When Mitt Speaks: Why Romney's Avoid-The-Press Strategy Doesn't Work

Yesterday there was a little dust-up in Mitt Romney world. The candidate had given a TV interview in Ohio, during which he got asked about the so-called Blunt amendment controversy in Congress, relating to "conscience clause" exemptions for employers wishing to provide health insurance that does not pay for services (like contraception) to which they have religious or moral objections.

I don't want to get into the back-and-forth; basically, Romney seemed to say that he is against the legislation, which would put him at odds with most conservatives. But the exchange was somewhat confusing, and the campaign quickly insisted that Romney favors the amendment. Many Democrats are now painting this as a rapid flip-flop; regardless, it put attention on an issue that Romney would clearly rather not be talking about.

What I want to point out here is that this is, to a large extent, the direct result of Romney's avoid-the-press strategy.

If Romney talked to reporters more often, than he would most likely be on the record about this issue several times already -- it's not a surprising question to ask, given that the Senate was slated to vote on it this week (and did, earlie today). In that case, one awkward exchange would be easily brushed aside, since his actual meaning would be clear from other interviews.

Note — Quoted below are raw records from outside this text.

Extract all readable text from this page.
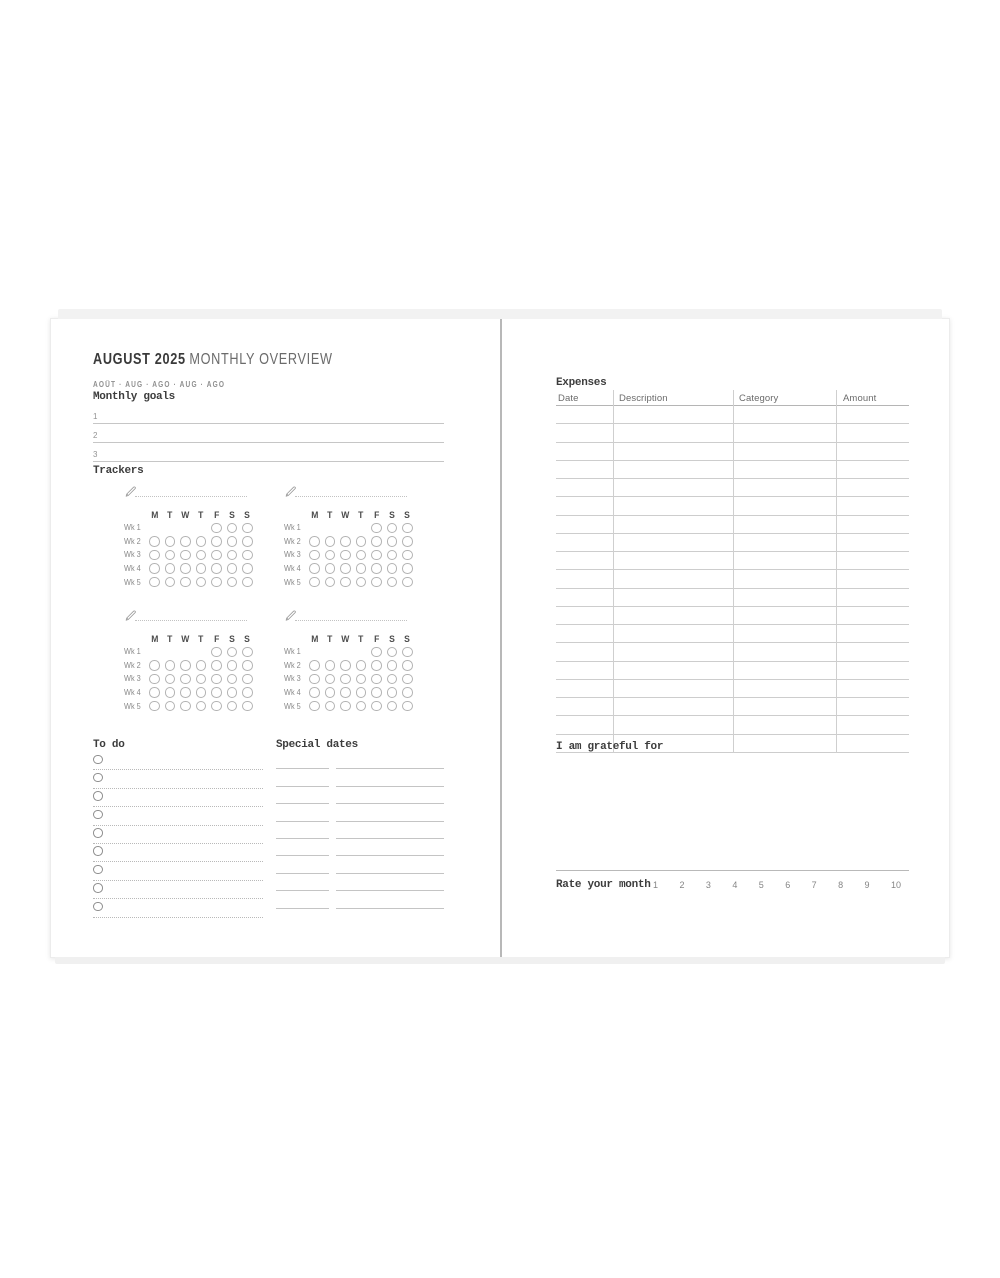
AUGUST 2025 MONTHLY OVERVIEW
AOÛT · AUG · AGO · AUG · AGO
Monthly goals
1
2
3
Trackers
M T W T F S S
Wk 1
Wk 2
Wk 3
Wk 4
Wk 5
M T W T F S S
Wk 1
Wk 2
Wk 3
Wk 4
Wk 5
M T W T F S S
Wk 1
Wk 2
Wk 3
Wk 4
Wk 5
M T W T F S S
Wk 1
Wk 2
Wk 3
Wk 4
Wk 5
To do	Special dates
Expenses
Date	Description	Category	Amount
I am grateful for
Rate your month 1 2 3 4 5 6 7 8 9 10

But Romney avoids the press (and most direct, unscripted human contact) almost pathologically. He had gone more than two solid weeks without taking questions from his travelling press corps, before he did an availability the morning of this Tuesday's primaries. He does some radio interviews with friendly conservative talk-show hosts, and gives a few, brief, interviews to local media in key states where he's campaigning (such as the one yesterday, with the Ohio News Network). Very rarely, he does a strategic national hit, such as one he did on FOX News with Sean Hannity Tuesday night after the primary.

His campaign is also notoriously unwilling to speak to journalists for articles, or even to provide answers to seemingly straightforward questions.

In this atmosphere of his own creation, Romney's few public exchanges get parsed in microscopic detail, and carry supersized weight. (Also, I'd argue that it's keeping him from getting better at interviews.) I suspect we'll see problems like yesterday's - and worse -- crop up throughout the campaign.